Fernanda tem outra origem, expressa em seu perfil no X, o ex-Twitter. Lá, ela se chama @atijucana, referência ao bairro de parte infância. (Inegociavelmente progressista, não posta na rede de Elon Musk desde 2012, apesar de ter quase 400 mil seguidores.) A vitória no Globo de Ouro virou homenagem na temporada carnavalesca. No domingo 12 de janeiro, o bloco Braba Igual à Mãe saiu pela Rua Padre Elias Gorayeb, na Tijuca, Zona Norte, onde a atriz cresceu. O saxofonista Thales Browne, criador do bloco, explicou a escolha do tema, que homenageou também Fernanda Montenegro. “Assim como a Fernanda Torres, sou tijucano. Esse bloco é uma homenagem a ela, à música brasileira e ao Carnaval. Terminamos em frente ao busto do Rubens Paiva [localizado na Praça Lamartine Babo, diante do quartel do 1º Batalhão de Polícia do Exército]”. 

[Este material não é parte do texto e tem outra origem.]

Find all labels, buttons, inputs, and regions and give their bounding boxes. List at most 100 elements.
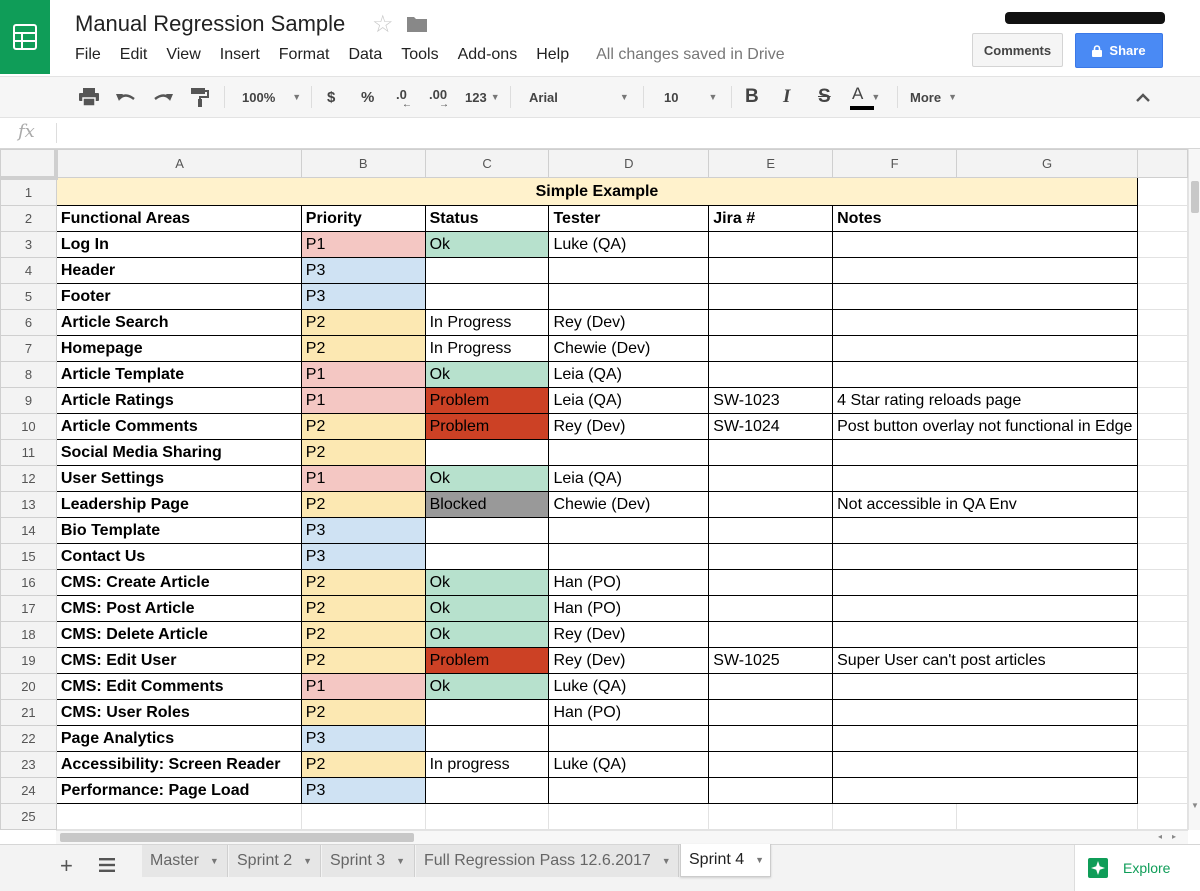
- empty-cell[interactable]: [1137, 334, 1188, 362]
- tester-cell[interactable]: Rey (Dev): [548, 412, 710, 440]
- jira-cell[interactable]: [708, 620, 834, 648]
- tester-cell[interactable]: Leia (QA): [548, 360, 710, 388]
- status-header[interactable]: Status: [424, 204, 550, 232]
- empty-cell[interactable]: [1137, 412, 1188, 440]
- increase-decimal-button[interactable]: .00 →: [429, 77, 449, 117]
- functional-area-cell[interactable]: CMS: Post Article: [55, 594, 302, 622]
- empty-cell[interactable]: [1137, 802, 1188, 830]
- all-sheets-menu-icon[interactable]: [99, 858, 115, 877]
- status-cell[interactable]: [424, 724, 550, 752]
- empty-cell[interactable]: [1137, 542, 1188, 570]
- jira-cell[interactable]: SW-1025: [708, 646, 834, 674]
- chevron-down-icon[interactable]: ▼: [396, 856, 405, 866]
- notes-cell[interactable]: [832, 568, 1139, 596]
- status-cell[interactable]: [424, 776, 550, 804]
- menu-insert[interactable]: Insert: [220, 45, 260, 65]
- notes-cell[interactable]: [832, 724, 1139, 752]
- empty-cell[interactable]: [1137, 360, 1188, 388]
- notes-cell[interactable]: Super User can't post articles: [832, 646, 1139, 674]
- column-header-g[interactable]: G: [956, 149, 1139, 178]
- empty-cell[interactable]: [1137, 516, 1188, 544]
- priority-cell[interactable]: P2: [300, 412, 426, 440]
- notes-cell[interactable]: Not accessible in QA Env: [832, 490, 1139, 518]
- status-cell[interactable]: Ok: [424, 620, 550, 648]
- percent-format-button[interactable]: %: [361, 77, 374, 117]
- row-header[interactable]: 12: [0, 464, 57, 492]
- status-cell[interactable]: Ok: [424, 568, 550, 596]
- functional-area-cell[interactable]: Page Analytics: [55, 724, 302, 752]
- tester-cell[interactable]: Leia (QA): [548, 464, 710, 492]
- empty-cell[interactable]: [1137, 672, 1188, 700]
- priority-cell[interactable]: P1: [300, 386, 426, 414]
- empty-cell[interactable]: [1137, 386, 1188, 414]
- italic-button[interactable]: I: [783, 77, 790, 117]
- horizontal-scrollbar[interactable]: ◂▸: [56, 830, 1188, 844]
- column-header-d[interactable]: D: [548, 149, 710, 178]
- jira-cell[interactable]: [708, 334, 834, 362]
- priority-cell[interactable]: P3: [300, 776, 426, 804]
- functional-area-cell[interactable]: Footer: [55, 282, 302, 310]
- jira-cell[interactable]: [708, 568, 834, 596]
- tester-cell[interactable]: Han (PO): [548, 568, 710, 596]
- add-sheet-icon[interactable]: +: [60, 853, 73, 879]
- priority-cell[interactable]: P1: [300, 672, 426, 700]
- row-header[interactable]: 10: [0, 412, 57, 440]
- comments-button[interactable]: Comments: [972, 33, 1063, 67]
- menu-help[interactable]: Help: [536, 45, 569, 65]
- empty-cell[interactable]: [1137, 256, 1188, 284]
- empty-cell[interactable]: [1137, 230, 1188, 258]
- row-header[interactable]: 21: [0, 698, 57, 726]
- priority-cell[interactable]: P2: [300, 334, 426, 362]
- text-color-button[interactable]: A ▼: [850, 77, 880, 117]
- priority-cell[interactable]: P2: [300, 490, 426, 518]
- print-icon[interactable]: [79, 77, 99, 117]
- tester-cell[interactable]: Leia (QA): [548, 386, 710, 414]
- chevron-down-icon[interactable]: ▼: [755, 855, 764, 865]
- jira-cell[interactable]: [708, 230, 834, 258]
- account-name-redacted[interactable]: [1005, 12, 1165, 24]
- save-status[interactable]: All changes saved in Drive: [596, 46, 785, 64]
- tester-cell[interactable]: Rey (Dev): [548, 646, 710, 674]
- functional-area-cell[interactable]: Homepage: [55, 334, 302, 362]
- row-header[interactable]: 4: [0, 256, 57, 284]
- functional-area-cell[interactable]: Article Comments: [55, 412, 302, 440]
- vertical-scrollbar[interactable]: ▼: [1188, 149, 1200, 830]
- functional-area-cell[interactable]: User Settings: [55, 464, 302, 492]
- more-toolbar-button[interactable]: More ▼: [910, 77, 957, 117]
- functional-area-cell[interactable]: CMS: Edit User: [55, 646, 302, 674]
- column-header-b[interactable]: B: [300, 149, 426, 178]
- status-cell[interactable]: Problem: [424, 386, 550, 414]
- empty-cell[interactable]: [956, 802, 1139, 830]
- notes-cell[interactable]: [832, 672, 1139, 700]
- empty-cell[interactable]: [1137, 464, 1188, 492]
- jira-cell[interactable]: [708, 698, 834, 726]
- functional-area-cell[interactable]: Leadership Page: [55, 490, 302, 518]
- priority-cell[interactable]: P1: [300, 464, 426, 492]
- notes-cell[interactable]: [832, 282, 1139, 310]
- tester-cell[interactable]: [548, 256, 710, 284]
- column-header-a[interactable]: A: [55, 149, 302, 178]
- decrease-decimal-button[interactable]: .0 ←: [396, 77, 412, 117]
- jira-cell[interactable]: [708, 308, 834, 336]
- row-header[interactable]: 5: [0, 282, 57, 310]
- notes-cell[interactable]: [832, 542, 1139, 570]
- horizontal-scrollbar-thumb[interactable]: [60, 833, 414, 842]
- functional-areas-header[interactable]: Functional Areas: [55, 204, 302, 232]
- tester-cell[interactable]: Luke (QA): [548, 672, 710, 700]
- sheet-tab-full-regression[interactable]: Full Regression Pass 12.6.2017 ▼: [416, 845, 679, 877]
- chevron-down-icon[interactable]: ▼: [210, 856, 219, 866]
- priority-cell[interactable]: P2: [300, 568, 426, 596]
- notes-cell[interactable]: [832, 230, 1139, 258]
- status-cell[interactable]: Ok: [424, 230, 550, 258]
- status-cell[interactable]: Ok: [424, 464, 550, 492]
- tester-cell[interactable]: [548, 282, 710, 310]
- tester-header[interactable]: Tester: [548, 204, 710, 232]
- column-header-f[interactable]: F: [832, 149, 958, 178]
- priority-cell[interactable]: P2: [300, 308, 426, 336]
- row-header[interactable]: 2: [0, 204, 57, 232]
- functional-area-cell[interactable]: CMS: Create Article: [55, 568, 302, 596]
- notes-cell[interactable]: [832, 360, 1139, 388]
- menu-edit[interactable]: Edit: [120, 45, 148, 65]
- notes-cell[interactable]: [832, 776, 1139, 804]
- scroll-arrows-icon[interactable]: ◂▸: [1158, 832, 1186, 841]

A influência da mãe – provavelmente a mais importante atriz brasileira de todos os tempos – está presente o tempo inteiro. A filha é a primeira a reverenciar sua própria ancestralidade, do jeito bem-humorado, que marca seu estilo. “Não tenho a força da minha mãe. Sou amante do ócio criativo”, define-se. “Faço crochê, pinto, desenho, toco um piano ruim. Tento comer direito, e peco, mas pouco”, garante, no despojamento típico dos cariocas. 

Fernanda estará de volta à rotina da Lagoa somente em março, após a temporada de premiações cinematográficas. Na bagagem, estará o Globo de Ouro e, sonhar não custa nada, o Oscar. Assim, chegará ao auge o orgulho pela atriz natural do Rio de Janeiro, que uniu os brasileiros.